# Pneumatic zombie dog



## davensj (Nov 21, 2012)

This prop also started out as static. I removed the insides and added cylinders, wood, and PVC. This is one of my first pneumatic projects.

Pneumatic zombie dog


----------



## Haunt2530 (Jan 29, 2013)

Great Job davensj! Keep up the good prop building


----------



## Hairazor (Mar 13, 2012)

OK, that even spooked my dog! Good work!


----------



## davensj (Nov 21, 2012)

Haunt2530 said:


> Great Job davensj!
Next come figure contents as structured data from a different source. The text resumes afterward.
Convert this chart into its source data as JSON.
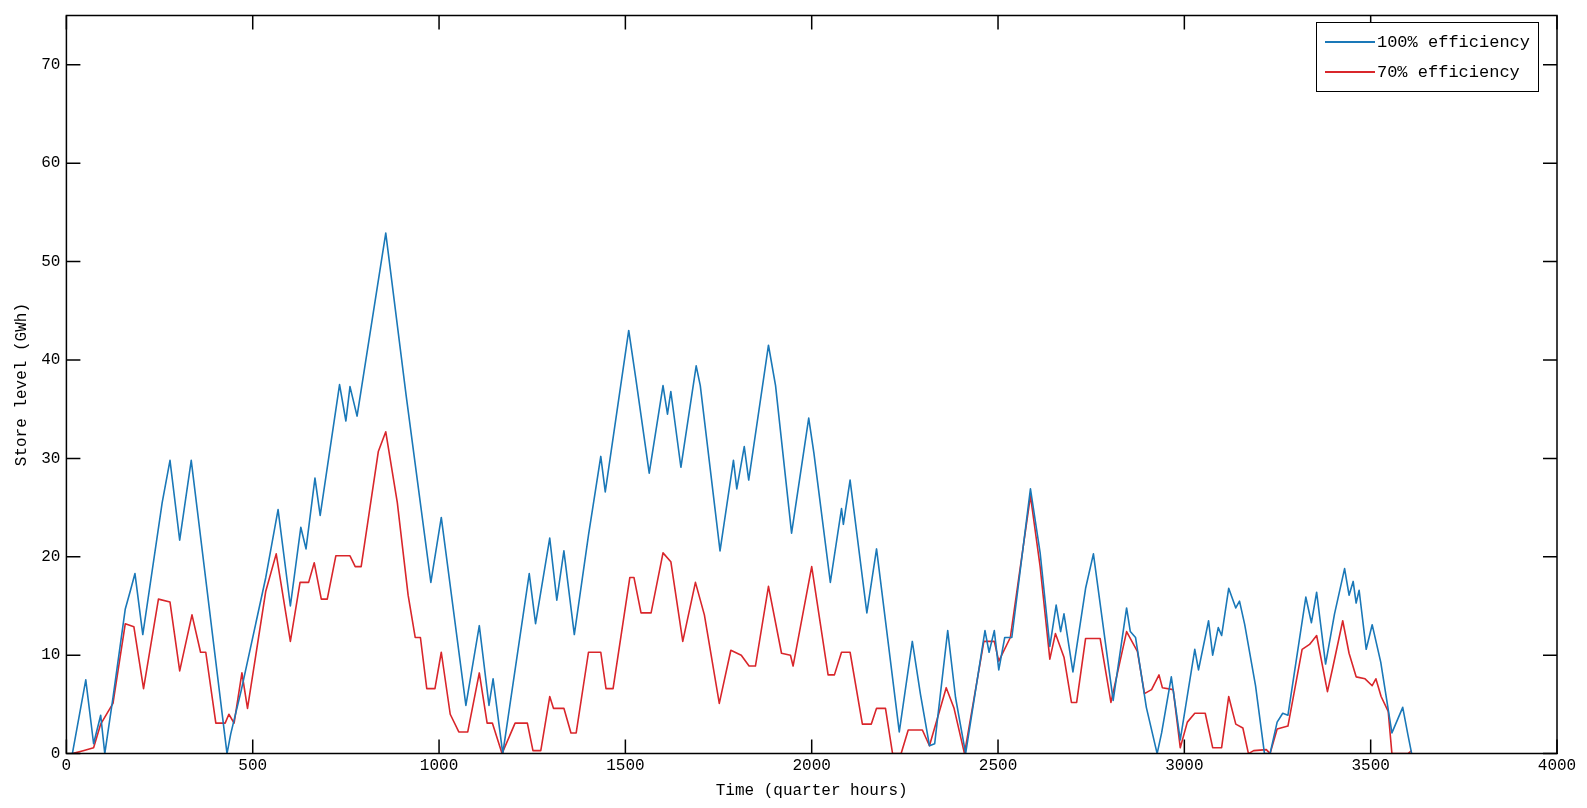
{
  "chart_data": {
    "type": "line",
    "xlabel": "Time (quarter hours)",
    "ylabel": "Store level (GWh)",
    "xlim": [
      0,
      4000
    ],
    "xticks": [
      0,
      500,
      1000,
      1500,
      2000,
      2500,
      3000,
      3500,
      4000
    ],
    "ylim": [
      0,
      75
    ],
    "yticks": [
      0,
      10,
      20,
      30,
      40,
      50,
      60,
      70
    ],
    "grid": false,
    "legend": "top right",
    "line_style": "solid",
    "marker": "none",
    "series": [
      {
        "name": "100% efficiency",
        "color": "#1a78b8",
        "x": [
          16,
          52,
          73,
          92,
          103,
          125,
          158,
          172,
          184,
          205,
          257,
          278,
          304,
          335,
          431,
          441,
          469,
          535,
          568,
          601,
          629,
          643,
          667,
          681,
          733,
          750,
          761,
          780,
          857,
          912,
          978,
          1006,
          1072,
          1108,
          1134,
          1145,
          1171,
          1242,
          1259,
          1297,
          1316,
          1335,
          1363,
          1401,
          1434,
          1446,
          1509,
          1528,
          1564,
          1601,
          1613,
          1622,
          1649,
          1690,
          1701,
          1754,
          1790,
          1799,
          1819,
          1831,
          1884,
          1903,
          1946,
          1992,
          2006,
          2050,
          2080,
          2085,
          2103,
          2148,
          2174,
          2235,
          2270,
          2292,
          2316,
          2330,
          2365,
          2386,
          2413,
          2465,
          2476,
          2490,
          2502,
          2518,
          2537,
          2587,
          2613,
          2639,
          2656,
          2668,
          2677,
          2701,
          2735,
          2756,
          2809,
          2845,
          2855,
          2869,
          2898,
          2927,
          2939,
          2965,
          2989,
          3028,
          3038,
          3065,
          3076,
          3091,
          3100,
          3119,
          3138,
          3148,
          3162,
          3191,
          3215,
          3230,
          3249,
          3264,
          3278,
          3326,
          3341,
          3355,
          3379,
          3403,
          3430,
          3442,
          3453,
          3461,
          3469,
          3488,
          3504,
          3527,
          3557,
          3586,
          3600,
          3610
        ],
        "values": [
          0,
          7.5,
          1,
          3.9,
          0,
          5.7,
          14.7,
          16.6,
          18.3,
          12.1,
          25.5,
          29.8,
          21.7,
          29.8,
          0,
          2,
          6.4,
          17.9,
          24.8,
          15,
          23,
          20.8,
          28,
          24.2,
          37.5,
          33.8,
          37.3,
          34.3,
          52.9,
          36.3,
          17.4,
          24,
          4.9,
          13,
          4.9,
          7.6,
          0,
          18.3,
          13.2,
          21.9,
          15.6,
          20.6,
          12.1,
          22.2,
          30.2,
          26.6,
          43,
          38.1,
          28.5,
          37.4,
          34.5,
          36.8,
          29.1,
          39.4,
          37.4,
          20.6,
          29.8,
          26.9,
          31.2,
          27.8,
          41.5,
          37.4,
          22.4,
          34.1,
          30.5,
          17.4,
          24.9,
          23.3,
          27.8,
          14.3,
          20.8,
          2.2,
          11.4,
          6,
          0.8,
          1,
          12.5,
          5.7,
          0,
          12.5,
          10.3,
          12.5,
          8.5,
          11.8,
          11.8,
          26.9,
          20.4,
          10.9,
          15.1,
          12.4,
          14.2,
          8.3,
          16.8,
          20.3,
          5.4,
          14.8,
          12.4,
          11.8,
          4.7,
          0,
          2.1,
          7.8,
          1.4,
          10.6,
          8.5,
          13.5,
          10,
          12.8,
          12,
          16.8,
          14.8,
          15.5,
          13.1,
          6.9,
          0,
          0,
          3.2,
          4.1,
          3.9,
          15.9,
          13.3,
          16.4,
          9.1,
          14.2,
          18.8,
          16.1,
          17.5,
          15.3,
          16.6,
          10.6,
          13.1,
          9.3,
          2.1,
          4.7,
          1.9,
          0
        ]
      },
      {
        "name": "70% efficiency",
        "color": "#d9262b",
        "x": [
          16,
          45,
          73,
          92,
          125,
          158,
          181,
          207,
          247,
          278,
          304,
          337,
          360,
          374,
          401,
          426,
          436,
          450,
          471,
          486,
          535,
          563,
          601,
          627,
          650,
          665,
          684,
          700,
          723,
          761,
          775,
          791,
          837,
          857,
          888,
          917,
          936,
          950,
          967,
          989,
          1006,
          1030,
          1053,
          1077,
          1108,
          1129,
          1143,
          1169,
          1204,
          1237,
          1252,
          1273,
          1297,
          1307,
          1335,
          1354,
          1368,
          1401,
          1434,
          1448,
          1467,
          1512,
          1523,
          1542,
          1569,
          1601,
          1622,
          1654,
          1688,
          1712,
          1752,
          1783,
          1811,
          1832,
          1849,
          1884,
          1919,
          1943,
          1950,
          2000,
          2044,
          2061,
          2080,
          2103,
          2136,
          2160,
          2174,
          2198,
          2217,
          2240,
          2259,
          2297,
          2316,
          2361,
          2382,
          2410,
          2462,
          2490,
          2502,
          2533,
          2587,
          2613,
          2639,
          2654,
          2677,
          2697,
          2711,
          2735,
          2774,
          2803,
          2845,
          2874,
          2893,
          2912,
          2932,
          2941,
          2970,
          2989,
          3008,
          3028,
          3056,
          3076,
          3100,
          3119,
          3138,
          3157,
          3172,
          3186,
          3220,
          3230,
          3249,
          3278,
          3316,
          3336,
          3355,
          3384,
          3398,
          3425,
          3442,
          3461,
          3485,
          3504,
          3514,
          3528,
          3547,
          3557,
          3600,
          3610
        ],
        "values": [
          0,
          0.3,
          0.6,
          3,
          5.1,
          13.2,
          12.9,
          6.6,
          15.7,
          15.4,
          8.4,
          14.1,
          10.3,
          10.3,
          3.1,
          3.1,
          4,
          3.1,
          8.2,
          4.6,
          16.5,
          20.3,
          11.4,
          17.4,
          17.4,
          19.4,
          15.7,
          15.7,
          20.1,
          20.1,
          19,
          19,
          30.7,
          32.7,
          25.5,
          16.1,
          11.8,
          11.8,
          6.6,
          6.6,
          10.3,
          4,
          2.2,
          2.2,
          8.2,
          3.1,
          3.1,
          0,
          3.1,
          3.1,
          0.3,
          0.3,
          5.8,
          4.6,
          4.6,
          2.1,
          2.1,
          10.3,
          10.3,
          6.6,
          6.6,
          17.9,
          17.9,
          14.3,
          14.3,
          20.4,
          19.5,
          11.4,
          17.4,
          14.1,
          5.1,
          10.5,
          10,
          8.9,
          8.9,
          17,
          10.2,
          10,
          8.9,
          19,
          8,
          8,
          10.3,
          10.3,
          3,
          3,
          4.6,
          4.6,
          0,
          0,
          2.4,
          2.4,
          0.8,
          6.7,
          4.6,
          0,
          11.4,
          11.4,
          9.4,
          11.8,
          26.2,
          19,
          9.6,
          12.2,
          9.8,
          5.2,
          5.2,
          11.7,
          11.7,
          5.2,
          12.4,
          10.4,
          6.1,
          6.5,
          8,
          6.7,
          6.5,
          0.6,
          3.2,
          4.1,
          4.1,
          0.6,
          0.6,
          5.8,
          3,
          2.6,
          0,
          0.3,
          0.4,
          0,
          2.5,
          2.8,
          10.6,
          11.1,
          12,
          6.3,
          8.7,
          13.5,
          10.2,
          7.8,
          7.6,
          6.9,
          7.6,
          5.8,
          4.3,
          0,
          0,
          0.3
        ]
      }
    ]
  }
}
Keep up the good prop building


Thanks 
I may build another larger dog (or beast) with more articulation, and a stronger frame.


----------



## Cat_Bones (Jun 1, 2012)

that's really great! can i fly you to chicago to make me some moving beasts? 
i love his whining noise to begin with


----------



## davensj (Nov 21, 2012)

Cat_Bones said:


> that's really great! can i fly you to chicago to make me some moving beasts?
> i love his whining noise to begin with


Haha, thanks! I kinda wish I did a how to video for the dog. Maybe I'll do one for the next prop


----------



## bayouwitch (Aug 23, 2013)

Looks awesome. Would love to know how you made the dog.


----------



## davensj (Nov 21, 2012)

Thanks bayouwitch! I can send you photos and describe how it was built if you want. The dog originally started as a static prop. If you look it up on the Internet, search for,"Latex Howling Wolf". To me it just looks like a skinny zombie dog, haha. I gutted the inside and added PVC, wood, and cylinders. Then I used liquid latex to seal up the dog, added some more color, and fake blood.


----------



## The Watcher (Sep 13, 2008)

That is nice. I built a dog a few years back. But just got side tracked and never finished the cylinder part. You have me all fired up now.


----------



## davensj (Nov 21, 2012)

Thanks Watcher! I do two photos of the basic frame inside the dog. It wasn't the final result, but close. It's back when I knew less about hinges and pneumatics.


----------



## davensj (Nov 21, 2012)

Hmm I don't know why it's showing up sideways


----------